In this video tutorial you'll learn about frame and bounds so you can gain an understanding of how scroll views work.
This is a companion discussion topic for the original entry at https://www.raywenderlich.com/3911-scroll-view-school/lessons/2
In this video tutorial you'll learn about frame and bounds so you can gain an understanding of how scroll views work.
In the first part of the video, before 3:15, it is implied that the greenView.frame.origin is changed to (60, 80) and then the greenView.bounds.origin is changed to (60, 80), to reach the results of illustrated on screen. In fact, it should be whiteView.frame.origin and whiteView.bounds.origin changing to produce the illustrated results.
In the challenge solution, I’m confused about why the innerView’s coordinates are never manipulated in the ViewController code. In order to move the green square (innerView), why do we manipulate the containerView’s bounds instead of manipulating the innerView’s frame?
I have a very similar question. If I determine the answer, I will let you know.
@gregheo @vegetarianzombie @bdmoakley Can you please help with this when you get a chance? Thank you - much appreciated! :]
You can use the innerView object to get the same effect that the boundsXSliderChanged() method gets with using the containerView object by replacing containerView.bounds.origin.x = CGFloat(boundsXSlider.value) with innerView.frame.origin.x = CGFloat(boundsXSlider.value). The smaller view will shift its position.

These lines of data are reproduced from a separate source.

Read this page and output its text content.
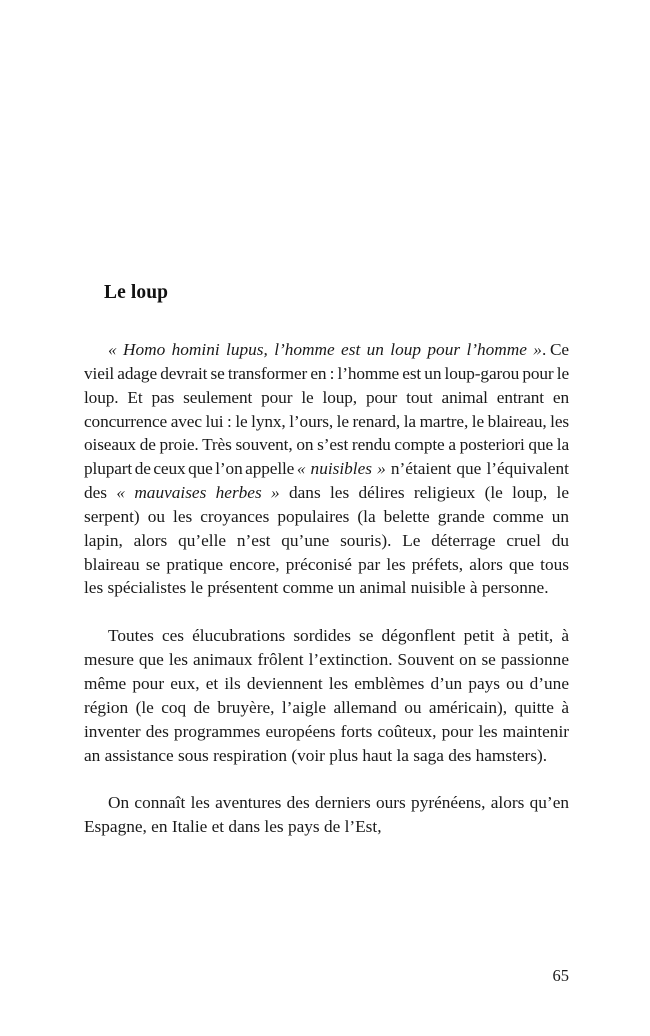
Le loup

« Homo homini lupus, l’homme est un loup pour l’homme ». Ce vieil adage devrait se transformer en : l’homme est un loup-garou pour le loup. Et pas seulement pour le loup, pour tout animal entrant en concurrence avec lui : le lynx, l’ours, le renard, la martre, le blaireau, les oiseaux de proie. Très souvent, on s’est rendu compte a posteriori que la plupart de ceux que l’on appelle « nuisibles » n’étaient que l’équivalent des « mauvaises herbes » dans les délires religieux (le loup, le serpent) ou les croyances populaires (la belette grande comme un lapin, alors qu’elle n’est qu’une souris). Le déterrage cruel du blaireau se pratique encore, préconisé par les préfets, alors que tous les spécialistes le présentent comme un animal nuisible à personne.

Toutes ces élucubrations sordides se dégonflent petit à petit, à mesure que les animaux frôlent l’extinction. Souvent on se passionne même pour eux, et ils deviennent les emblèmes d’un pays ou d’une région (le coq de bruyère, l’aigle allemand ou américain), quitte à inventer des programmes européens forts coûteux, pour les maintenir an assistance sous respiration (voir plus haut la saga des hamsters).

On connaît les aventures des derniers ours pyrénéens, alors qu’en Espagne, en Italie et dans les pays de l’Est,

65
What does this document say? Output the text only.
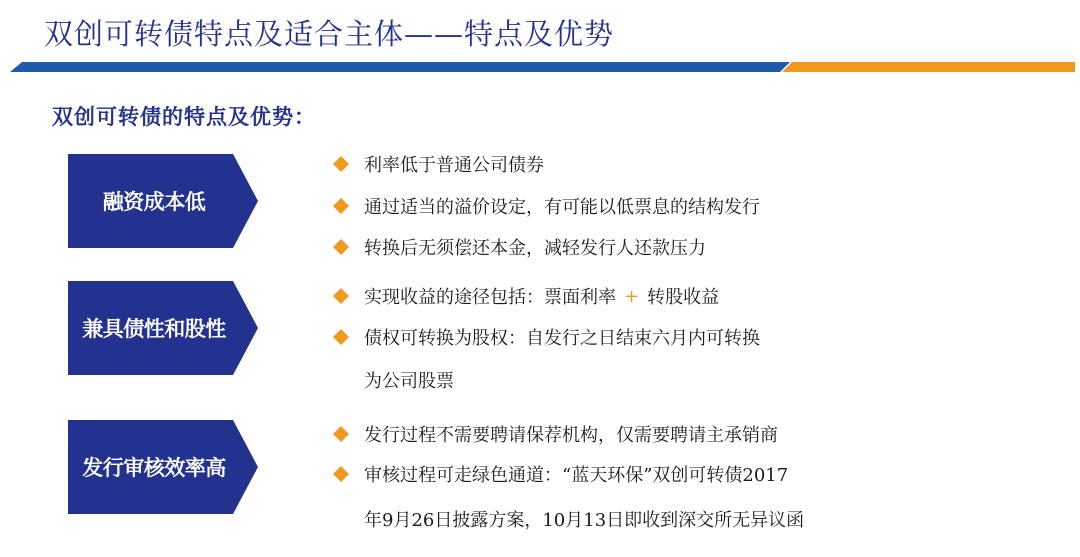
双创可转债特点及适合主体——特点及优势
双创可转债的特点及优势：
融资成本低
利率低于普通公司债券
通过适当的溢价设定，有可能以低票息的结构发行
转换后无须偿还本金，减轻发行人还款压力
兼具债性和股性
实现收益的途径包括：票面利率 + 转股收益
债权可转换为股权：自发行之日结束六月内可转换
为公司股票
发行审核效率高
发行过程不需要聘请保荐机构，仅需要聘请主承销商
审核过程可走绿色通道：“蓝天环保”双创可转债2017
年9月26日披露方案，10月13日即收到深交所无异议函
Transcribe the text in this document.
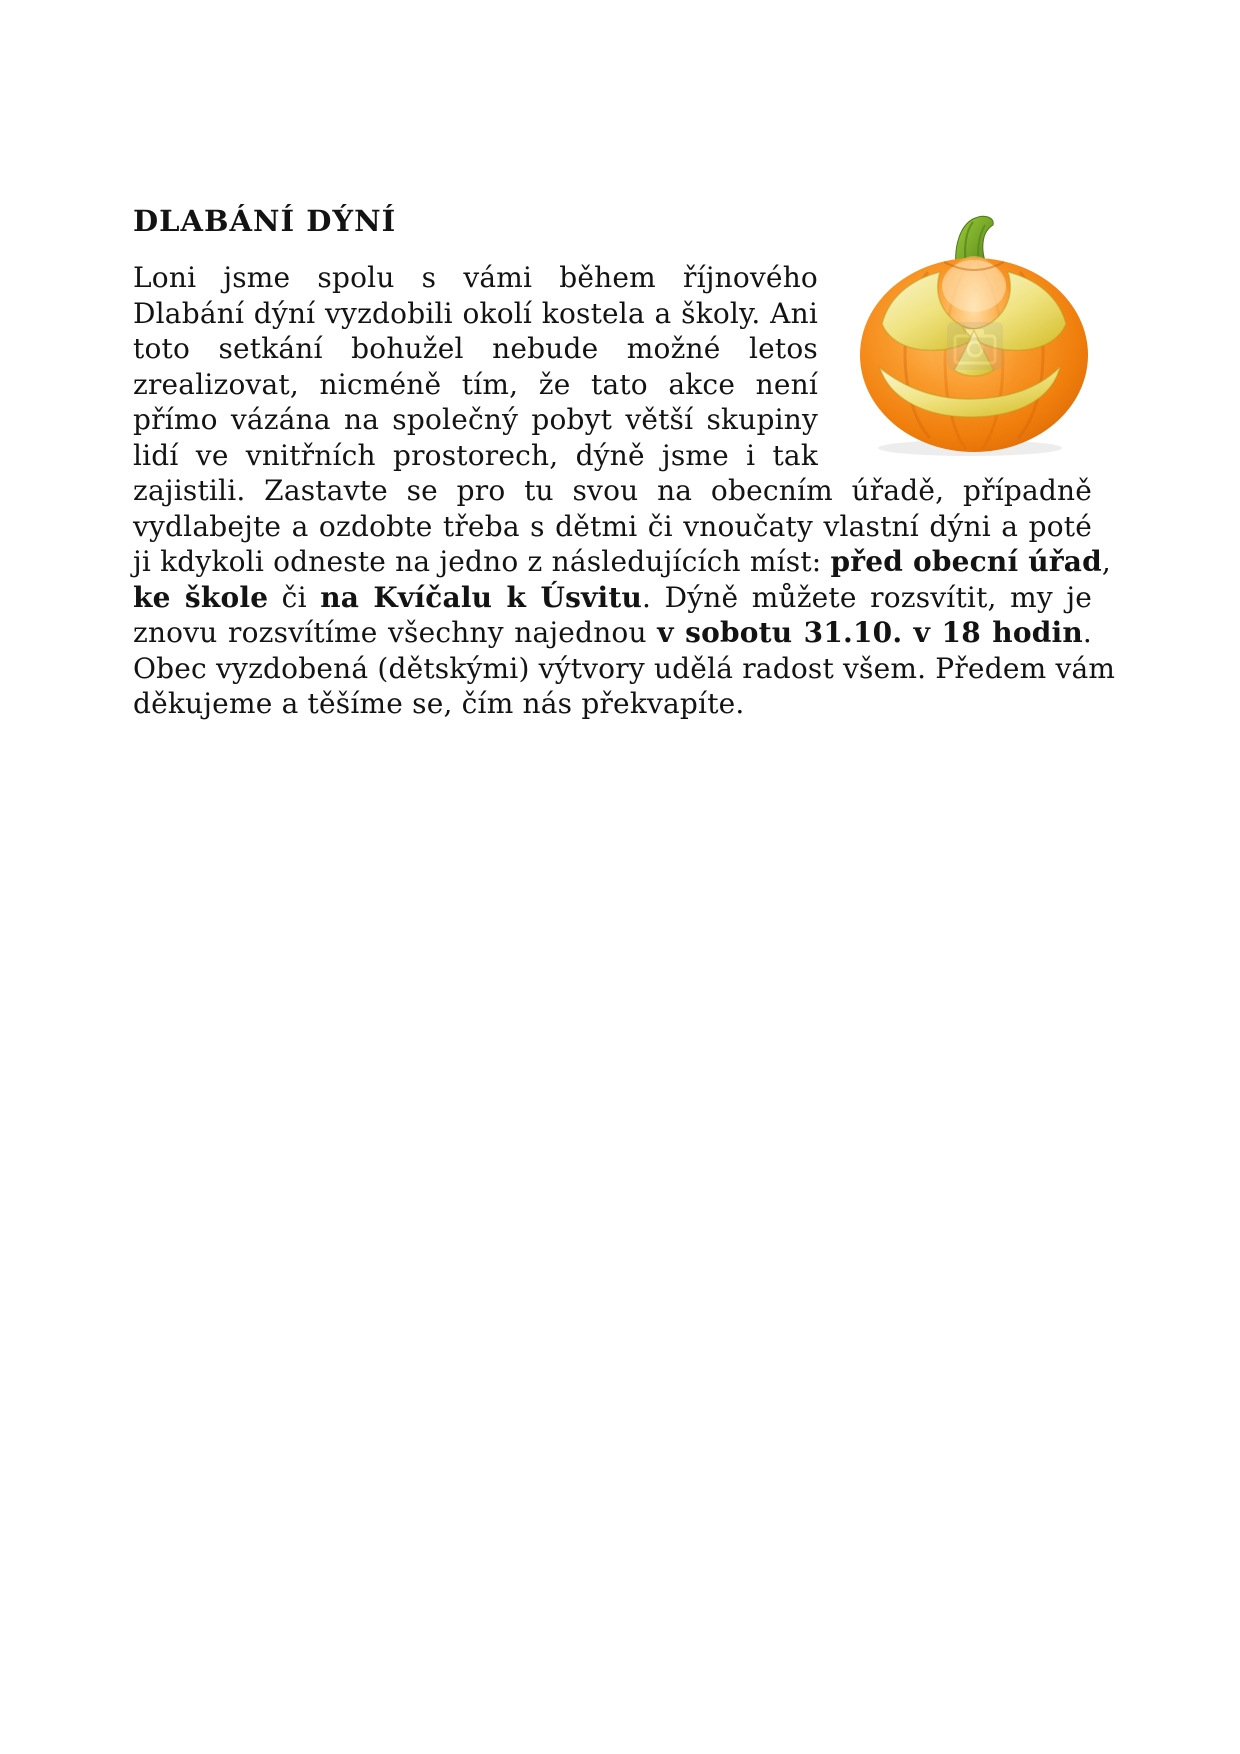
DLABÁNÍ DÝNÍ
Loni jsme spolu s vámi během říjnového
Dlabání dýní vyzdobili okolí kostela a školy. Ani
toto setkání bohužel nebude možné letos
zrealizovat, nicméně tím, že tato akce není
přímo vázána na společný pobyt větší skupiny
lidí ve vnitřních prostorech, dýně jsme i tak
zajistili. Zastavte se pro tu svou na obecním úřadě, případně
vydlabejte a ozdobte třeba s dětmi či vnoučaty vlastní dýni a poté
ji kdykoli odneste na jedno z následujících míst: před obecní úřad,
ke škole či na Kvíčalu k Úsvitu. Dýně můžete rozsvítit, my je
znovu rozsvítíme všechny najednou v sobotu 31.10. v 18 hodin.
Obec vyzdobená (dětskými) výtvory udělá radost všem. Předem vám
děkujeme a těšíme se, čím nás překvapíte.
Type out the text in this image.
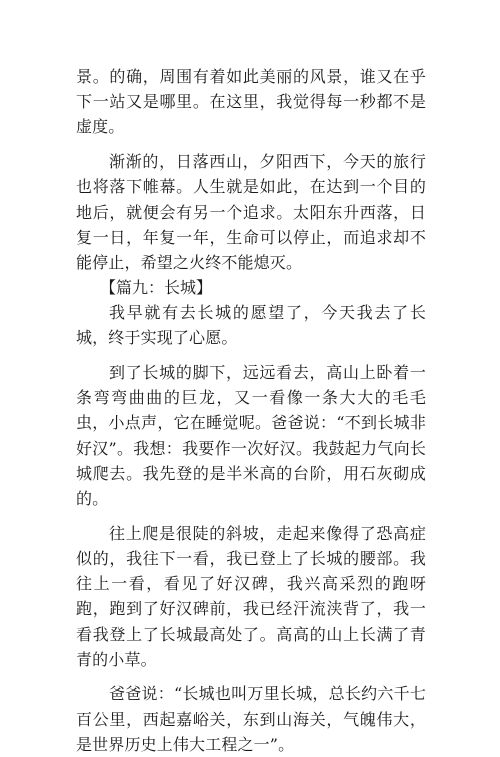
景。的确，周围有着如此美丽的风景，谁又在乎下一站又是哪里。在这里，我觉得每一秒都不是虚度。

渐渐的，日落西山，夕阳西下，今天的旅行也将落下帷幕。人生就是如此，在达到一个目的地后，就便会有另一个追求。太阳东升西落，日复一日，年复一年，生命可以停止，而追求却不能停止，希望之火终不能熄灭。

【篇九：长城】

我早就有去长城的愿望了，今天我去了长城，终于实现了心愿。

到了长城的脚下，远远看去，高山上卧着一条弯弯曲曲的巨龙，又一看像一条大大的毛毛虫，小点声，它在睡觉呢。爸爸说：“不到长城非好汉”。我想：我要作一次好汉。我鼓起力气向长城爬去。我先登的是半米高的台阶，用石灰砌成的。

往上爬是很陡的斜坡，走起来像得了恐高症似的，我往下一看，我已登上了长城的腰部。我往上一看，看见了好汉碑，我兴高采烈的跑呀跑，跑到了好汉碑前，我已经汗流浃背了，我一看我登上了长城最高处了。高高的山上长满了青青的小草。

爸爸说：“长城也叫万里长城，总长约六千七百公里，西起嘉峪关，东到山海关，气魄伟大，是世界历史上伟大工程之一”。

By printing values for containerView.bounds.origin.x, containerView.frame.origin.x, innerView.bounds.origin.x and innerView.frame.origin.x inside the boundsXSliderChanged method, you can see how each view moves relative to the other.
I think it is because, effectively, the origin of the bounds of superview is the co-ordinate space origin for its subview’s frame. So subview’s frame is relatively laid out based on the bound’s origin of superview.